La società civile spacca

I cambiamenti climatici sono un fenomeno che riguardano non solo problemi legati all’ambiente ma anche quelli legati alle questioni sociali. Durante la Conferenza delle Nazioni Unite sul Clima (COP22), associazioni della società civile e ONG hanno organizzato una conferenza sull’impatto dei cambiamenti climatici nella cosiddetta diaspora Africana.
Una di queste è il FORIM che rappresenta circa 700 associazioni che operano in Africa sub-sahariana, Nord Africa, Asia meridionale, Caraibi e Oceano Indiano. Istituita nel marzo 2002 con il sostegno del governo francese, riflette il desiderio dei suoi membri a invitare tutte le componenti della società civile francese a promuovere l’integrazione dei gruppi di popolazione delle migrazioni internazionali, a rafforzare gli scambi tra la Francia e i paesi di origine e a contribuire allo sviluppo della loro regione d’origine. Soad Frikech Chaouih, segretaria generale di Forim, ha spiegato che la diaspora africana è connessa ai cambiamenti climatici. “Solo nel 2013, 20 milioni di persone se ne sono andate dal continente per problemi legati al clima, un milione solo nell’ultimo anno e il fenomeno sta crescendo.”
Forim promuove le attività di associazioni che lavorano nel paese d’origine e nel paese d’accoglienza,  dando voce e sostegno alle ONG che si occupano anche di migrazioni interne e che combattono il fenomeno delle migrazioni di masse di popolazioni dalla campagna alla città degli ultimi anni.Una di queste associazioni si trova in Marocco e si chiama Akhiam il cui presidente è Mohammed Moussaui che svolge le sue attività nella valle di Imilchil, sulle montagne dell’Atlas a 2300 metri di altitudine. In questa comunità gli inverni sono rigidi e i campi coltivabili sono pochi e minacciati dall’erosione del suolo e dall’inondazione delle acque causata dallo scioglimento dei ghiacciai. Imilchil è una comunità agro-pastorale e a causa di questi problemi molti giovani lasciano la loro terra. Così comincia la diaspora, inevitabile. Akhiam cerca di arginare questo problema svolgendo lavori sul territorio con la popolazione locale attraverso la costruzione di dighe per arginare l’acqua e la ricerca e la protezione di sementi autoctone che stanno scomparendo ma che resistono al clima selvaggio e impervio delle montagne. Hanno anche una cooperativa femminile che si occupa della produzione e della distribuzione dei prodotti nei mercati vicini e svolgono attività di alfabetizzazione per le donne che, spesso, non hanno mai frequentato la scuola.
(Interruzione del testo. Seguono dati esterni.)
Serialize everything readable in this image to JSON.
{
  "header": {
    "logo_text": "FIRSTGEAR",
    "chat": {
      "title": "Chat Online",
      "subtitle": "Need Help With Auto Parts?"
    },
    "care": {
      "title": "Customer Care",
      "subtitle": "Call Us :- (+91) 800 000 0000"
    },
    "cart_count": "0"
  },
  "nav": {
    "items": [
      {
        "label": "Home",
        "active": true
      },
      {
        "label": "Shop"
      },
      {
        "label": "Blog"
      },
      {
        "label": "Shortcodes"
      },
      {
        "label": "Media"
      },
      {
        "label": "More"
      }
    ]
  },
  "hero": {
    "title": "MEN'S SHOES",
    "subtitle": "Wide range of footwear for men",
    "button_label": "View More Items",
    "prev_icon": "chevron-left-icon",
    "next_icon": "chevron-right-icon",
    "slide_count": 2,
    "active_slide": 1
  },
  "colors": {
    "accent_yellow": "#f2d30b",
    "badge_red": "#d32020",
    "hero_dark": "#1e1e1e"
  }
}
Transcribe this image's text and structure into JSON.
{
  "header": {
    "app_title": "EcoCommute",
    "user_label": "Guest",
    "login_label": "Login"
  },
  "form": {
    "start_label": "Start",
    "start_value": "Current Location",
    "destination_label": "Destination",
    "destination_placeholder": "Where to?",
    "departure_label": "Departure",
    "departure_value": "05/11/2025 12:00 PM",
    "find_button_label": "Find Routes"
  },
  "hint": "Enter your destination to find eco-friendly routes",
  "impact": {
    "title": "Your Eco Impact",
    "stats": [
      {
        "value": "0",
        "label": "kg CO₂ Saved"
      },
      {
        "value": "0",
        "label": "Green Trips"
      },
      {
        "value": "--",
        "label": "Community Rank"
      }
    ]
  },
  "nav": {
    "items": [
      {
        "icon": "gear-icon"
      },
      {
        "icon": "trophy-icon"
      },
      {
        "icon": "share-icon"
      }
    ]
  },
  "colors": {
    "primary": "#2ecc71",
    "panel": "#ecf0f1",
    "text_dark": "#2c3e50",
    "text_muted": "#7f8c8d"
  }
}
Durante il dibattito, Adberrazak El Hajri, direttore di Migrations&Developpemnt, ha spiegato che la sinergia tra i Paesi d’origine e quelli d’accoglienza è molto importante per combattere il fenomeno della diaspora africana. Molti africani che vivono in Europa tornano nei loro villaggi originari solo in vacanza, allontanandosi dalle proprie radici e dalla propria cultura. “Molto è cambiato dal 2003 a oggi, quando i primi migranti sono partiti non vi erano associazioni nè esponenti della società civile in grado di sviluppare un’economia locale che potesse contrastare il fenomeno della diaspora.”Il cambiamento climatico è strettamente connesso al fenomeno migratorio in molti modi, ed è importante esplorare questa connessione per fornire una risposta chiara in ogni contesto.In questo campo, l’azione delle associazioni della diaspora africana hanno un ruolo fondamentale. Queste associazioni devono essere ascoltate per creare alleanze strategiche e parterships tra Europa e Africa per contrastare il fenomeno dei rifugiati climatici, delle migrazioni e del cambiamento climatico.